The Chief Executive Officer of the Ghana National Chamber of Commerce and Industry (GNCCI), Mark Badu-Aboagye, who made the appeal told in an exclusive interview that as low as 10% interests would be ideal for struggling firms.

He said the COVID-19 pandemic was “a unique case so anything around the maximum of 10% for me will be very important”.

The government has sought to mitigate the impact with Finance Minister, Ken Ofori-Atta announcing an ongoing disbursement of GHC 600million for small and medium-scale firms being supervised by the National Board for Small-Scale Industries (NBSSI).

Additionally, Mr Ken Ofori-Atta announced in the mid-year budget review that the government has earmarked about GHC 2 billion guarantee fund for over 100 large-scale firms to access more capital for operations.

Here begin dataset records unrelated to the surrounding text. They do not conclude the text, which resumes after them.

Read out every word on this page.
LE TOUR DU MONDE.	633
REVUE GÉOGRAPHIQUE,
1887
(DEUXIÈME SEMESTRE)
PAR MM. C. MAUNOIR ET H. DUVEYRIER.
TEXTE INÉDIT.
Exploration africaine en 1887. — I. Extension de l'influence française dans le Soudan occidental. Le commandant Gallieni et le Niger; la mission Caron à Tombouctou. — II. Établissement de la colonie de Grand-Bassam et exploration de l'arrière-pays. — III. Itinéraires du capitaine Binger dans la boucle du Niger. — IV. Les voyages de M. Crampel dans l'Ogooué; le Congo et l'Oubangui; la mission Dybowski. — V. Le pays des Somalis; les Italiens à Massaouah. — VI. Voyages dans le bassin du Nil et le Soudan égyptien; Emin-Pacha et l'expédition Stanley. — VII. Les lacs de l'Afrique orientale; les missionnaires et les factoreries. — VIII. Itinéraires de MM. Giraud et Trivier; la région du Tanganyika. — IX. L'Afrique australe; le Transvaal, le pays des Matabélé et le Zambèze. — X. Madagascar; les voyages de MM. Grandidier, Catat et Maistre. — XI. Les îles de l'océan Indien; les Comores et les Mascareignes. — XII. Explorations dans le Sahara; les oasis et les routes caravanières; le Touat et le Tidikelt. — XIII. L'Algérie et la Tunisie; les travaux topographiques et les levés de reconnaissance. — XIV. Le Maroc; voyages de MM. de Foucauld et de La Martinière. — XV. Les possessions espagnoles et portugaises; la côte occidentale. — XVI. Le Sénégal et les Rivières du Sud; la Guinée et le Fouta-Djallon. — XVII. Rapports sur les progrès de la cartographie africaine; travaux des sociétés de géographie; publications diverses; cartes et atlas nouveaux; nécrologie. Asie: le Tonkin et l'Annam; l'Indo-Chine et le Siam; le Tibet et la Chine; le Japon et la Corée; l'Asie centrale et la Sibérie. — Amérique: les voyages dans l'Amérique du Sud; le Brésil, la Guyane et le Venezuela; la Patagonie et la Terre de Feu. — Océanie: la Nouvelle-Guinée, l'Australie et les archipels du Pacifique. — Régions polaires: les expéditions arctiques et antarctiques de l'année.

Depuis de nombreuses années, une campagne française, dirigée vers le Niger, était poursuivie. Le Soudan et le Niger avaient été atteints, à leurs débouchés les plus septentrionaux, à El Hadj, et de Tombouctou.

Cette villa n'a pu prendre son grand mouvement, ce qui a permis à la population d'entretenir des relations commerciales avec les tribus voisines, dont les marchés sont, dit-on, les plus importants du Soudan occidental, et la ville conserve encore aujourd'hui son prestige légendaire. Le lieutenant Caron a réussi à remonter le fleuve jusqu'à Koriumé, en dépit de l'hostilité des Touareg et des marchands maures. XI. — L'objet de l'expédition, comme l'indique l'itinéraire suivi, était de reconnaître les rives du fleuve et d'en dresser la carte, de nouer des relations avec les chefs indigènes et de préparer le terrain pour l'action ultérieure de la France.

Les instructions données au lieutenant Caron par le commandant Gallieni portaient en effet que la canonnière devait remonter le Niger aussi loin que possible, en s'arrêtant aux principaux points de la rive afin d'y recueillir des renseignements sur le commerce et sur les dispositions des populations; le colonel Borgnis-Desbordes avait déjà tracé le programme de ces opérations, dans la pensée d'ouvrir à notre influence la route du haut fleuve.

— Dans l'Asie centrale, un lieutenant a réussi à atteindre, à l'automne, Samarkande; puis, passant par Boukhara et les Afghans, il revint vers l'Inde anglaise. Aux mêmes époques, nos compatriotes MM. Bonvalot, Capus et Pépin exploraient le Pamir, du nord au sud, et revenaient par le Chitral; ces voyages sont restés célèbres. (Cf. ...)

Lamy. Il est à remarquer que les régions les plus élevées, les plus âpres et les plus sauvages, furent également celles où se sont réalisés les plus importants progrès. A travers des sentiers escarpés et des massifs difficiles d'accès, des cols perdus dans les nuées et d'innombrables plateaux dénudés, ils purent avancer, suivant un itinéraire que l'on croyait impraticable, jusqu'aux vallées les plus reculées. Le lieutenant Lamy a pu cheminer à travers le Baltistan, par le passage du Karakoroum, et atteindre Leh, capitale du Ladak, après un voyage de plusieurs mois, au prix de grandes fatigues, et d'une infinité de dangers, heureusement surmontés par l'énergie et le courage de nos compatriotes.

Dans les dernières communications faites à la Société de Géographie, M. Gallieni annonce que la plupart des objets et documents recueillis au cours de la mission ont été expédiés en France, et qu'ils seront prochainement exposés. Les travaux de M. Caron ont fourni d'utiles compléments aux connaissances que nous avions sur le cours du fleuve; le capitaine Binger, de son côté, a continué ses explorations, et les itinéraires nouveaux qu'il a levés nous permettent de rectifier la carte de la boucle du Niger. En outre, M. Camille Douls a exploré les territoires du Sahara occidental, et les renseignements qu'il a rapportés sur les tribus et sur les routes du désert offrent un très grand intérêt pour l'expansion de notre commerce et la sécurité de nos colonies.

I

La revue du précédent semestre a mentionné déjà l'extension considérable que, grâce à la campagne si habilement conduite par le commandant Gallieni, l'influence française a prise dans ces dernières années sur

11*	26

As he welcomed the financial support as “a laudable idea”, Mr Badu-Aboagye indicated that at the moment interest rates range from 25% to 35%, and “it is among the highest in Africa and even the world, the fifth-highest in the world”.

He pointed out that the government is only providing a guarantee with the loans but “we are also ready to have a discussion with the banks to make sure that the rate which they are giving to the businesses is also affordable and also will not affect their operations going forward”.

Monetary Policy Rate maintained at 14.5%

Following the detection of COVID-19 in Ghana, the Bank of Ghana (BoG) followed the trend of countries like the UK, Germany, and Australia which eased their Monetary Policy Rate (MPR) to increase liquidity in the economy.

The March 2020 meeting by the Monetary Policy Committee (MPC) resulted in a 150-basis-point reduction in the rate to 14.5%. Four months on, the BoG has maintained the rate as several measures are explored to lessen the impact, especially on jobs and livelihoods.

The Monetary Policy Rate (MPR) is the rate at which central banks lend money to commercial banks.

The policy rate is important to most businesses, as it determines the rate at which the central bank can lend to commercial banks and also influence the interest rate on loans.

A further cut will be welcomed by businesses making efforts to keep their heads above water in COVID-19 times.

Pay the contractors you owe – Gov’t told

With businesses facing a myriad of challenges, Mr Badu-Aboagye raised concerns about stalled payments by the government to suppliers and contractors in the last few months.

“it was hard for me to hear the Minister say that they are going to pay contractors. It shouldn’t be just lip service but they should really pay the contractors,” he stressed.

He suggested that not all businesses need to borrow more funds if “the government can decide to pay these contractor”.
“They may not need a loan but when you pay them the monies that are due them, I think they will be to be able to survive in this difficult moment,” he stressed.

Mr Badu-Aboagye applauded government for desisting from new taxes in the Mid-Year Budget and welcomed the slash in Communication Service Tax (CST) from 9% to 5%.

“In fact, because of the COVID-19, a lot of businesses are operating online to ensure safety and observe laid down guidelines,” he noted. “Most of the employees are still working mostly from their homes so data and airtime must be the norm and until recently, it has been part of the increasing cost of businesses”.